The Spanish flu virus had a killer combination of surface proteins called neuraminidase (the N in H1N1) and hemagglutinin (the H in H1N1), and another protein called PB1-F2, says Peter Palese, a virologist at Mount Sinai School of Medicine in New York City. The combination of those three proteins made the virus a million times more virulent than an average seasonal influenza virus, he and his colleagues found.

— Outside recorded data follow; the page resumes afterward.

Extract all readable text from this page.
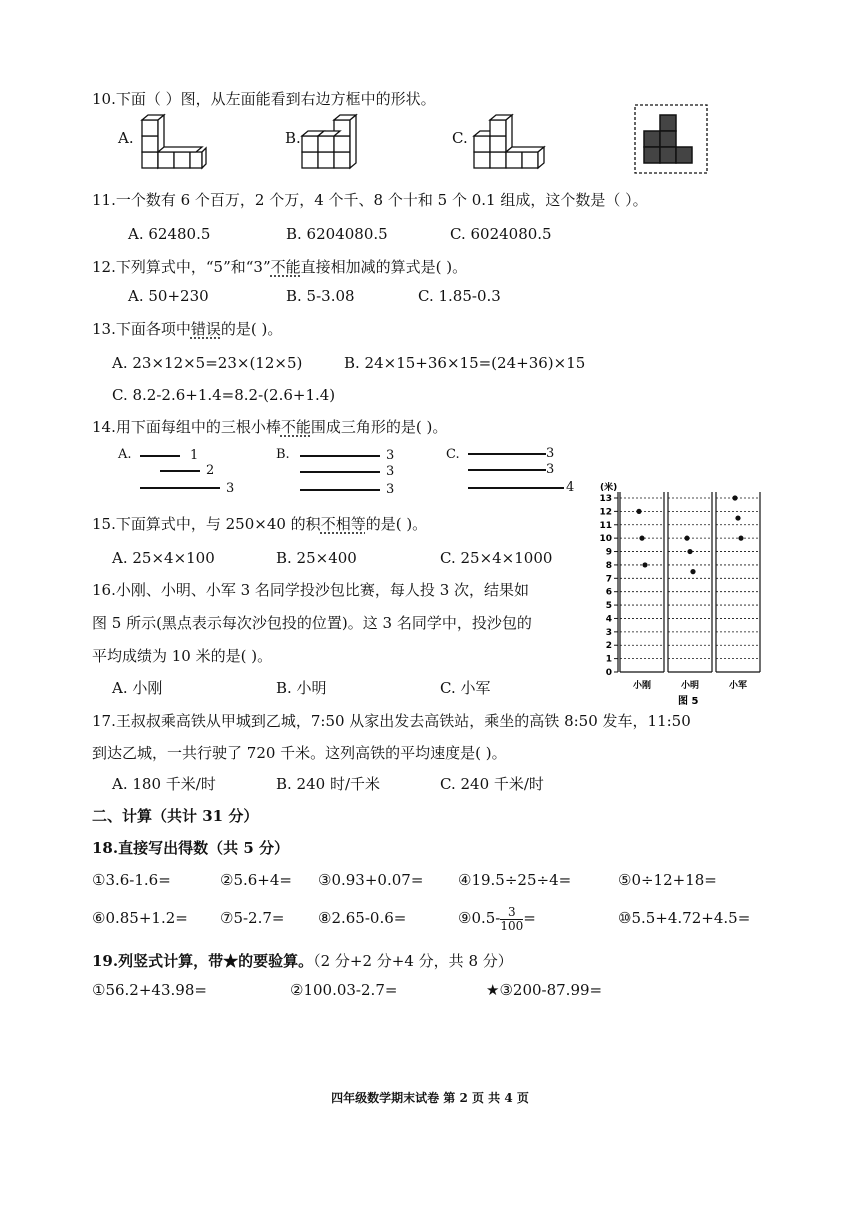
10.下面（ ）图，从左面能看到右边方框中的形状。
A.	B.	C.
11.一个数有 6 个百万，2 个万，4 个千、8 个十和 5 个 0.1 组成，这个数是（ ）。
A. 62480.5	B. 6204080.5	C. 6024080.5
12.下列算式中，“5”和“3”不能直接相加减的算式是( )。
A. 50+230	B. 5-3.08	C. 1.85-0.3
13.下面各项中错误的是( )。
A. 23×12×5=23×(12×5)	B. 24×15+36×15=(24+36)×15
C. 8.2-2.6+1.4=8.2-(2.6+1.4)
14.用下面每组中的三根小棒不能围成三角形的是( )。
A.	B.	C.
1
2
3
3
3
3
3
3
4
15.下面算式中，与 250×40 的积不相等的是( )。
A. 25×4×100	B. 25×400	C. 25×4×1000
16.小刚、小明、小军 3 名同学投沙包比赛，每人投 3 次，结果如
图 5 所示(黑点表示每次沙包投的位置)。这 3 名同学中，投沙包的
平均成绩为 10 米的是( )。
A. 小刚	B. 小明	C. 小军
(米)
0
1
2
3
4
5
6
7
8
9
10
11
12
13
小刚	小明	小军
图 5
17.王叔叔乘高铁从甲城到乙城，7:50 从家出发去高铁站，乘坐的高铁 8:50 发车，11:50
到达乙城，一共行驶了 720 千米。这列高铁的平均速度是( )。
A. 180 千米/时	B. 240 时/千米	C. 240 千米/时
二、计算（共计 31 分）
18.直接写出得数（共 5 分）
①3.6-1.6=	②5.6+4= ③0.93+0.07= ④19.5÷25÷4=	⑤0÷12+18=
⑥0.85+1.2= ⑦5-2.7= ⑧2.65-0.6=	⑨0.5- $\frac{3}{100}$ =	⑩5.5+4.72+4.5=
19.列竖式计算，带★的要验算。（2 分+2 分+4 分，共 8 分）
①56.2+43.98=	②100.03-2.7=	★③200-87.99=
四年级数学期末试卷 第 2 页 共 4 页
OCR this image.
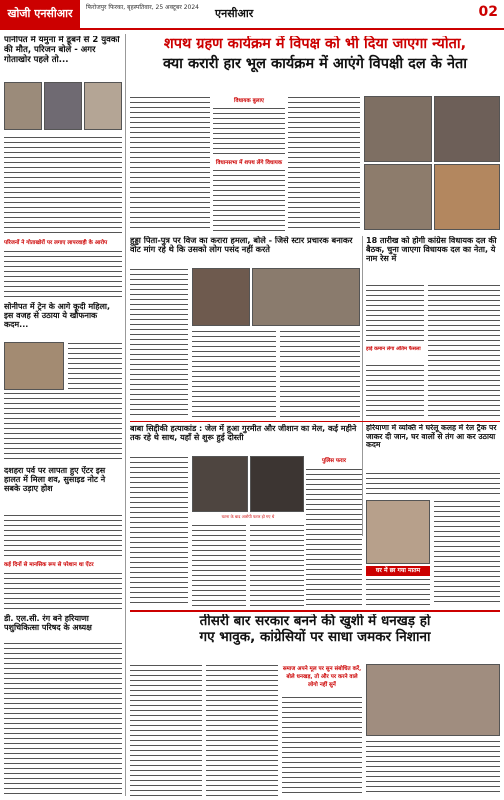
खोजी एनसीआर	फिरोजपुर फिरका, बृहस्पतिवार, 25 अक्टूबर 2024	एनसीआर	02
पानीपत में यमुना में डूबने से 2 युवकों की मौत, परिजन बोले - अगर गोताखोर पहले तो...

परिजनों ने गोताखोरों पर लगाए लापरवाही के आरोप

सोनीपत में ट्रेन के आगे कूदी महिला, इस वजह से उठाया ये खौफनाक कदम...

दशहरा पर्व पर लापता हुए ऐंटर इस हालत में मिला शव, सुसाइड नोट ने सबके उड़ाए होश

कई दिनों से मानसिक रूप से परेशान था ऐंटर

डी. एल.सी. रंग बने हरियाणा पशुचिकित्सा परिषद के अध्यक्ष

शपथ ग्रहण कार्यक्रम में विपक्ष को भी दिया जाएगा न्योता,
क्या करारी हार भूल कार्यक्रम में आएंगे विपक्षी दल के नेता

विधायक बुलाए

विधानसभा में शपथ लेंगे विधायक

हुड्डा पिता-पुत्र पर विज का करारा हमला, बोले - जिसे स्टार प्रचारक बनाकर वोट मांग रहे थे कि उसको लोग पसंद नहीं करते

18 तारीख को होगी कांग्रेस विधायक दल की बैठक, चुना जाएगा विधायक दल का नेता, ये नाम रेस में

हाई कमान लेगा अंतिम फैसला

बाबा सिद्दीकी हत्याकांड : जेल में हुआ गुरमीत और जीशान का मेल, कई महीने तक रहे थे साथ, यहाँ से शुरू हुई दोस्ती

पुलिस फरार

घटना के बाद आरोपी फरार हो गए थे

हरियाणा में व्यक्ति ने घरेलू कलह में रेल ट्रैक पर जाकर दी जान, घर वालों से तंग आ कर उठाया कदम

घर में छा गया मातम

तीसरी बार सरकार बनने की खुशी में धनखड़ हो
गए भावुक, कांग्रेसियों पर साधा जमकर निशाना

समाज अपने मूल पर सुन संबोधित करें, बोले धनखड़, तो और पर करने वाले लोगो नहीं सुनें
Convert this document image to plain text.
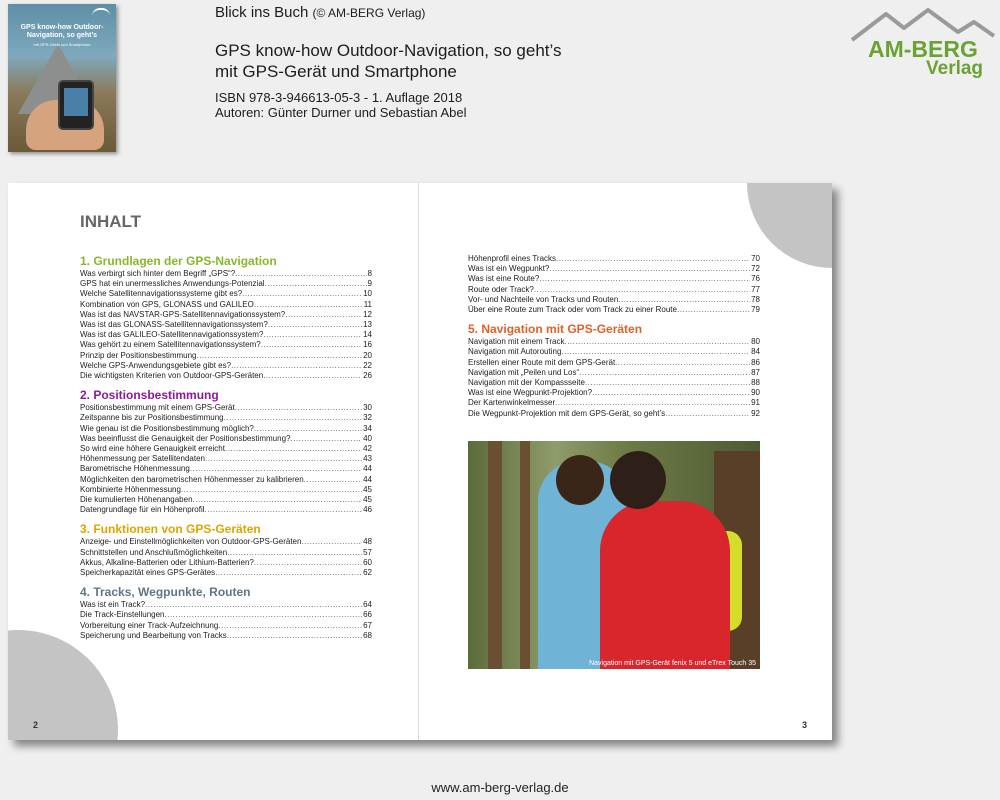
GPS know-how Outdoor-Navigation, so geht’s
mit GPS-Gerät und Smartphone
Blick ins Buch (© AM-BERG Verlag)
GPS know-how Outdoor-Navigation, so geht’s
mit GPS-Gerät und Smartphone
ISBN 978-3-946613-05-3 - 1. Auflage 2018
Autoren: Günter Durner und Sebastian Abel
AM-BERG
Verlag
INHALT
1. Grundlagen der GPS-Navigation
Was verbirgt sich hinter dem Begriff „GPS“? .....	8
GPS hat ein unermessliches Anwendungs-Potenzial .....	9
Welche Satellitennavigationssysteme gibt es? .....	10
Kombination von GPS, GLONASS und GALILEO .....	11
Was ist das NAVSTAR-GPS-Satellitennavigationssystem? .....	12
Was ist das GLONASS-Satellitennavigationssystem? .....	13
Was ist das GALILEO-Satellitennavigationssystem? .....	14
Was gehört zu einem Satellitennavigationssystem? .....	16
Prinzip der Positionsbestimmung .....	20
Welche GPS-Anwendungsgebiete gibt es? .....	22
Die wichtigsten Kriterien von Outdoor-GPS-Geräten .....	26
2. Positionsbestimmung
Positionsbestimmung mit einem GPS-Gerät .....	30
Zeitspanne bis zur Positionsbestimmung .....	32
Wie genau ist die Positionsbestimmung möglich? .....	34
Was beeinflusst die Genauigkeit der Positionsbestimmung? .....	40
So wird eine höhere Genauigkeit erreicht .....	42
Höhenmessung per Satellitendaten .....	43
Barometrische Höhenmessung .....	44
Möglichkeiten den barometrischen Höhenmesser zu kalibrieren .....	44
Kombinierte Höhenmessung .....	45
Die kumulierten Höhenangaben .....	45
Datengrundlage für ein Höhenprofil .....	46
3. Funktionen von GPS-Geräten
Anzeige- und Einstellmöglichkeiten von Outdoor-GPS-Geräten .....	48
Schnittstellen und Anschlußmöglichkeiten .....	57
Akkus, Alkaline-Batterien oder Lithium-Batterien? .....	60
Speicherkapazität eines GPS-Gerätes .....	62
4. Tracks, Wegpunkte, Routen
Was ist ein Track? .....	64
Die Track-Einstellungen .....	66
Vorbereitung einer Track-Aufzeichnung .....	67
Speicherung und Bearbeitung von Tracks .....	68
Höhenprofil eines Tracks .....	70
Was ist ein Wegpunkt? .....	72
Was ist eine Route? .....	76
Route oder Track? .....	77
Vor- und Nachteile von Tracks und Routen .....	78
Über eine Route zum Track oder vom Track zu einer Route .....	79
5. Navigation mit GPS-Geräten
Navigation mit einem Track .....	80
Navigation mit Autorouting .....	84
Erstellen einer Route mit dem GPS-Gerät .....	86
Navigation mit „Peilen und Los“ .....	87
Navigation mit der Kompassseite .....	88
Was ist eine Wegpunkt-Projektion? .....	90
Der Kartenwinkelmesser .....	91
Die Wegpunkt-Projektion mit dem GPS-Gerät, so geht’s .....	92
Navigation mit GPS-Gerät fenix 5 und eTrex Touch 35
2	3
www.am-berg-verlag.de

While the two surface proteins are important, it’s really PB1-F2 that gave the Spanish flu its punch, Palese told scientists gathered June 14 for Genetics 2010: Model Organisms to Human Biology, a meeting of the Genetics Society of America. Now, he and his colleagues have discovered that the viral protein prevents the body from making an important antiviral compound called interferon. Without interferon to hold it back, the virus is able to replicate quickly and completely overwhelm the body’s defenses by three days after infection, Palese reported.

Other vicious pandemic influenza strains, such as those of 1957 and 1968, also possessed PB1-F2. But the 2009 H1N1 swine flu virus lacks the protein. “It’s telling us that this virus is not as virulent as other pandemic influenza viruses,” Palese says.